The Written Off in The eye of every storm
- Oct. 21, 2015, 7:24 a.m.
- |
- Public
Christening stars
I remember the way
We were needle and spoon
Mislaid in the burning hay
Bared on your tomb
I am a prayer for your loneliness
And would you ever soon
Come above unto me?
For once upon a time
From the binds of your holiness
I could always find
The right slot for your sacred key
There’s this friend I know. We’ll call her Cheryl. That’s her name. I’d introduce you, but this is the internets, and really, all you need to know is that she is my friend. You’re probably wondering what kind of friend; she’s the kind of friend that knew me in highschool. We had so many mutual friends. Hell, we even loved each other, but we never knew how to get out of each others’ relationships to be together. Young love and young lust, younger hearts yearning to be free. That kind of thing.
I deployed. Our lives went different paths. While I received roses, cruelty brought her orchids.
Once, she was down and out. Cheryl lived in The City, dating a perma-heroin addict, abusive, always-on-medical-leave electrician who we’ll call Mike. We’re going to call him that, because that’s his fucking name. It’s Mike. Mike’s a piece of shit. He’s trash. If he’s still alive. I don’t know, this was ten years ago.
She begged me to come visit her in the city; so I did. I had two days off, and I hopped on a flight from Las Vegas to Islip, Long Island, New York. I took a very expensive cab to a very expensive train and found my way to Jamaica Queens where she promptly blew me off.
I spent more money than I had or care to admit on a hotel room in China Town, The City (a Comfort Inn). I texted her, called her, texted her, and received nothing in return. The next day, she’s free, turns up practically outside my hotel room.

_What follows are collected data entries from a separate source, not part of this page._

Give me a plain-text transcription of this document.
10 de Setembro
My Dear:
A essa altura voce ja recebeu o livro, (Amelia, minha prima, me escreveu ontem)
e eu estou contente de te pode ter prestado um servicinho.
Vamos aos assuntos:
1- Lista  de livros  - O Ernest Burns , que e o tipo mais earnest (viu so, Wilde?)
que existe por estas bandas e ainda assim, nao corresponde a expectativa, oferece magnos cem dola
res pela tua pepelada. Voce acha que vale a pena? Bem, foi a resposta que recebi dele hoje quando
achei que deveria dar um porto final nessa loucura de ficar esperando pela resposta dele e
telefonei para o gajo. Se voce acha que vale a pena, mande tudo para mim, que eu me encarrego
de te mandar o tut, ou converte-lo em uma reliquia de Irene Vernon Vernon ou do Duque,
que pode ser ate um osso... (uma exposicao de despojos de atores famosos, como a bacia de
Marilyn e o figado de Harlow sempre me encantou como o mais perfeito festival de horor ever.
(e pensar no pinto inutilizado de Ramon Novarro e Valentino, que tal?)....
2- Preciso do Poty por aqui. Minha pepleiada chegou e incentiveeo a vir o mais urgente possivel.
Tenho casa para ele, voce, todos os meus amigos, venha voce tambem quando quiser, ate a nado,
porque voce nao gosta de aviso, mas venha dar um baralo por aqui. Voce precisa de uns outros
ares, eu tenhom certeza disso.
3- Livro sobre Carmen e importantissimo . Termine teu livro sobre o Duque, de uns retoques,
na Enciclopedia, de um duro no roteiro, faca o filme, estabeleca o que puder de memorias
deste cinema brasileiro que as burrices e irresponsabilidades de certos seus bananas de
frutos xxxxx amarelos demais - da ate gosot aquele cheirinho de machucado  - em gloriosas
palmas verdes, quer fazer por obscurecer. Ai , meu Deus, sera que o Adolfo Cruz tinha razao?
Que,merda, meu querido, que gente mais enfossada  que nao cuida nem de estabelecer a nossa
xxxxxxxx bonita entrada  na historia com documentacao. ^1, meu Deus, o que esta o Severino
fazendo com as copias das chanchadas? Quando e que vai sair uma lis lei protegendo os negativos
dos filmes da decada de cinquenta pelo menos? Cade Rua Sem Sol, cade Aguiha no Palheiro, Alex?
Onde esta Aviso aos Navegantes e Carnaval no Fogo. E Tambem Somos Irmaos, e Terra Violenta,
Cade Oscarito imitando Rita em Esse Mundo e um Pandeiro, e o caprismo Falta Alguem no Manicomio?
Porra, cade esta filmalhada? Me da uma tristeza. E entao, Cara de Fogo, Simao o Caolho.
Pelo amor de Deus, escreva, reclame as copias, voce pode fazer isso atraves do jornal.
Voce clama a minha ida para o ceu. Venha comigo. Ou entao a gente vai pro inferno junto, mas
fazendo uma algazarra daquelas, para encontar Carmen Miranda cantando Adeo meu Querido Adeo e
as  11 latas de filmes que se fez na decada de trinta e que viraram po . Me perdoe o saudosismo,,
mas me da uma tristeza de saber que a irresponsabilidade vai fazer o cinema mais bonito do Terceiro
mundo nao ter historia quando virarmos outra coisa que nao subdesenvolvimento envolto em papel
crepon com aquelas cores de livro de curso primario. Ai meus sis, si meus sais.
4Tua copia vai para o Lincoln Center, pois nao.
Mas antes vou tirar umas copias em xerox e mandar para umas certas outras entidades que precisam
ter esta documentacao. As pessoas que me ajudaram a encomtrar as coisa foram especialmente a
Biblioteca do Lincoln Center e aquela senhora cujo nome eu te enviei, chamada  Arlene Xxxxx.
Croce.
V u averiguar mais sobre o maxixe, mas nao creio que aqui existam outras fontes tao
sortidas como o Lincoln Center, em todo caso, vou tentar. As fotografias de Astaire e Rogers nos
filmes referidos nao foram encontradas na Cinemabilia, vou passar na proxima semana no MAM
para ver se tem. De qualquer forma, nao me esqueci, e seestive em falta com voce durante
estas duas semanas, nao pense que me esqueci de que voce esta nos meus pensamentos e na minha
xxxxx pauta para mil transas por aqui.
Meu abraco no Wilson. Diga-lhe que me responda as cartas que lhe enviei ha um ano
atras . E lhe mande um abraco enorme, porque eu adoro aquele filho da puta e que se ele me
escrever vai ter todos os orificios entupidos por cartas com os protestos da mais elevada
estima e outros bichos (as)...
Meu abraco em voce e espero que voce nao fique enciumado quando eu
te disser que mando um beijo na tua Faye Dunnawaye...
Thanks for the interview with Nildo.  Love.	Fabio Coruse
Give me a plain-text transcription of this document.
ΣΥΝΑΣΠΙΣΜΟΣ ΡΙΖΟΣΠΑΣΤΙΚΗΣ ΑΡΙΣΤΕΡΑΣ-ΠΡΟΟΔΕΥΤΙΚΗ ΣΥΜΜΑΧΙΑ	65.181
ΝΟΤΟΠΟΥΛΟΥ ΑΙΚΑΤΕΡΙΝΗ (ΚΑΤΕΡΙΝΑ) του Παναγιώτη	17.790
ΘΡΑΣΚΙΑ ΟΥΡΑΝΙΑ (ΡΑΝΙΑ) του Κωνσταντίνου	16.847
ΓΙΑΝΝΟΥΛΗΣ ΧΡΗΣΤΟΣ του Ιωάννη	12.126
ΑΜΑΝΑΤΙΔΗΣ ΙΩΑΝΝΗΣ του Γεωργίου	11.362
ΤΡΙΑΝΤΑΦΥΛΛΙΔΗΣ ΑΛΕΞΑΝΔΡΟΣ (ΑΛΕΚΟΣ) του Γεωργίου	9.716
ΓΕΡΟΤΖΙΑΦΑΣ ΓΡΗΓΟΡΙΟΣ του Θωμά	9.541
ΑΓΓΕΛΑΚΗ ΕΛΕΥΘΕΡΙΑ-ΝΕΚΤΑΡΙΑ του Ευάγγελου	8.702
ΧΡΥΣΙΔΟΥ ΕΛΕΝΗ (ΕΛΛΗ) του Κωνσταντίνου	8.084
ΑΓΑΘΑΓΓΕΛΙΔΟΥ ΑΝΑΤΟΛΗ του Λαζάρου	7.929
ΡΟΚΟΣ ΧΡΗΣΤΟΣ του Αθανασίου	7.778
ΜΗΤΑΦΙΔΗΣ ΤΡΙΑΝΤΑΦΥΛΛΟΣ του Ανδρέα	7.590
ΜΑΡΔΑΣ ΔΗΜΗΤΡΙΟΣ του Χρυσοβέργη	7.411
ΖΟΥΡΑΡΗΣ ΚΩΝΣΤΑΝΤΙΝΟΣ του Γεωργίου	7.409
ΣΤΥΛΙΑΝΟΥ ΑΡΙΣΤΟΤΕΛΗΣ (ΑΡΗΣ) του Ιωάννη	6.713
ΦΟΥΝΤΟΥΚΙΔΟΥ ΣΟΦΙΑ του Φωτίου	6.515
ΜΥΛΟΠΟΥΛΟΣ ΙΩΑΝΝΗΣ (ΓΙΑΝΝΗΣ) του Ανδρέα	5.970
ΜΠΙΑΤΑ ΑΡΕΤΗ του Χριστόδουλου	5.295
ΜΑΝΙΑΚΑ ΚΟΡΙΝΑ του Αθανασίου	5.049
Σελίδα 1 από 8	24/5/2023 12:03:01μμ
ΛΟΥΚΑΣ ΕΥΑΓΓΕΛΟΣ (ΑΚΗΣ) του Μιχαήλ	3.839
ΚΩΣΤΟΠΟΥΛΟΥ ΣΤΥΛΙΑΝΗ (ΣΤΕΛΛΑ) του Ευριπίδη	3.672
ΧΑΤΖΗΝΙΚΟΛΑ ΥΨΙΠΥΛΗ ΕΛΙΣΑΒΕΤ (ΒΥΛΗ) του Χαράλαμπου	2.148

She takes me to a place across the water-way from La Guardia, some State Park or City Park. She tells me she traces lines in the sky where the planes were and projects where they’re going, where she could be. She raises her track marked arm in one direction or another, describing in detail these places I’ve been and I don’t have the courage to tell her they aren’t better, that nowhere is better. I look into her eyes, deep blues meeting deep blues, and I do not say that you cannot run from yourself, because it was a lesson I was learning.
We took the train past Shea Stadium, connected on another train and walked around Central Park. At some point, she went down on me. Fingering her, I snapped the button on her tight plaid pants. Just us, the night, the surrounding, impenetrable fortress of the city. We became lost in the park. Everything looked like the way we came in. We laughed our way down 5th Avenue, her holding her pants up.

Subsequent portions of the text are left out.